UNAMID Rule of Law recently organized training workshops for rural court judges in four Darfur states-- El Fasher, North Darfur; El Daein, East Darfur; Zalingei, Central Darfur; and El Geneina, West Darfur. Some 120 judges received training on Sudanese laws, legal procedures and techniques for conducting successful mediation of disputes. They were also given a copy of the Legal Hand book in Arabic published by UNAMID Rule of Law, in collaboration with Sudan judiciary.
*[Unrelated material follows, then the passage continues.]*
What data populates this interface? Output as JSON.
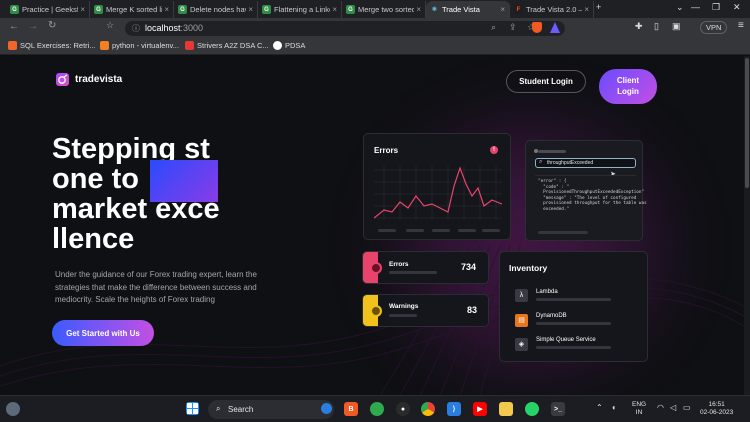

This Handbook was conceived as a guidance manual for the Rural Court Judges working in Darfur localities which can be used as a legal reference text. This book contains different aspects of Sudan civil procedure laws, criminal procedures and elements of mediation all of which are crucial for rural court judges to do their work efficiently and effectively. The ‘Town and Rural Court Regulation 2004’ is also included as an Annexure to the Handbook, which was released by H. E the Chief Justice of Sudan.
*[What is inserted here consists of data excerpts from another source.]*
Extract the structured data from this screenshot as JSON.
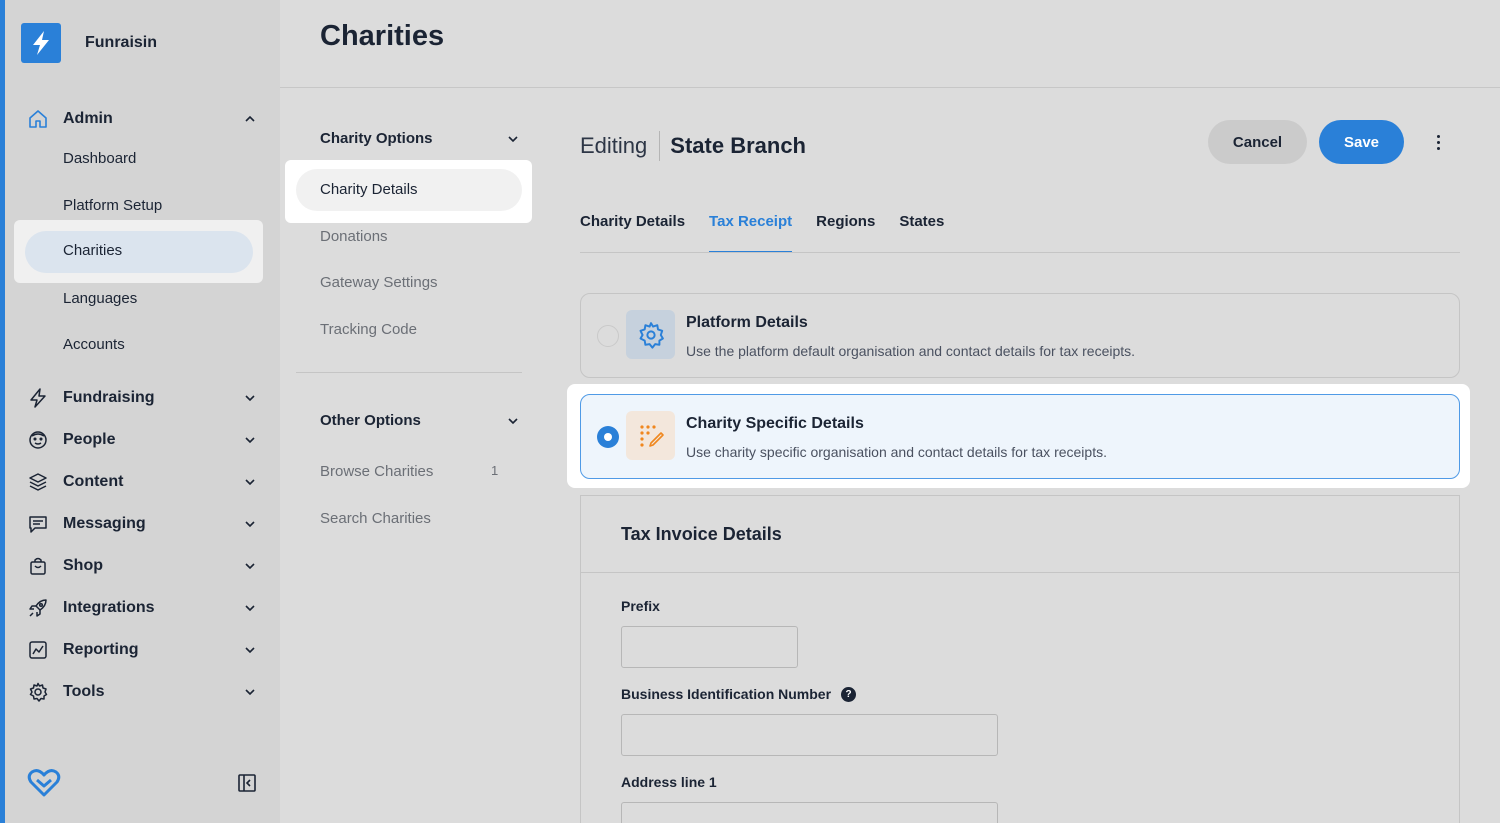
{
  "brand": {
    "name": "Funraisin"
  },
  "page": {
    "title": "Charities"
  },
  "sidebar": {
    "admin": {
      "label": "Admin",
      "items": [
        "Dashboard",
        "Platform Setup",
        "Charities",
        "Languages",
        "Accounts"
      ],
      "active": "Charities"
    },
    "sections": [
      {
        "label": "Fundraising",
        "icon": "bolt-icon"
      },
      {
        "label": "People",
        "icon": "face-icon"
      },
      {
        "label": "Content",
        "icon": "layers-icon"
      },
      {
        "label": "Messaging",
        "icon": "message-icon"
      },
      {
        "label": "Shop",
        "icon": "bag-icon"
      },
      {
        "label": "Integrations",
        "icon": "rocket-icon"
      },
      {
        "label": "Reporting",
        "icon": "chart-icon"
      },
      {
        "label": "Tools",
        "icon": "gear-icon"
      }
    ]
  },
  "middle": {
    "charity_options": {
      "title": "Charity Options",
      "items": [
        "Charity Details",
        "Donations",
        "Gateway Settings",
        "Tracking Code"
      ]
    },
    "other_options": {
      "title": "Other Options",
      "browse": "Browse Charities",
      "browse_count": "1",
      "search": "Search Charities"
    }
  },
  "editor": {
    "prefix": "Editing",
    "name": "State Branch",
    "cancel": "Cancel",
    "save": "Save",
    "tabs": [
      "Charity Details",
      "Tax Receipt",
      "Regions",
      "States"
    ],
    "active_tab": "Tax Receipt"
  },
  "options": [
    {
      "title": "Platform Details",
      "desc": "Use the platform default organisation and contact details for tax receipts.",
      "selected": false
    },
    {
      "title": "Charity Specific Details",
      "desc": "Use charity specific organisation and contact details for tax receipts.",
      "selected": true
    }
  ],
  "invoice": {
    "title": "Tax Invoice Details",
    "fields": [
      "Prefix",
      "Business Identification Number",
      "Address line 1"
    ],
    "help": "?"
  },
  "colors": {
    "accent": "#2a80d8",
    "text": "#1b2434",
    "orange": "#f0871e"
  }
}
Rural courts are extremely relevant across Darfur because the population invests a greater level of trust on traditional justice systems than formal justice mechanisms. Rural court judges are also community leaders in their respective localities who resolve disputes, including land issues, often through mediation and reconciliation, but they are not formally trained lawyers and lack legal knowledge.
UNAMID, within the context of its current mandate, is contributing to resolving land disputes by strengthening the capacity of rural courts to mitigate and mediate disputes on land and other conflict drivers.
Land ownership is one of the root causes of the decade-long conflict in Darfur, partly due to ill-defined land tenure systems and partly owing to the breakdown of the rule of law. According to the legal enactment of ‘Town and Rural Court Regulation 2004’ rural courts have jurisdiction over disputes regarding damage to farm or pasture land or livestock loss as well as cases related to disputes over land boundaries.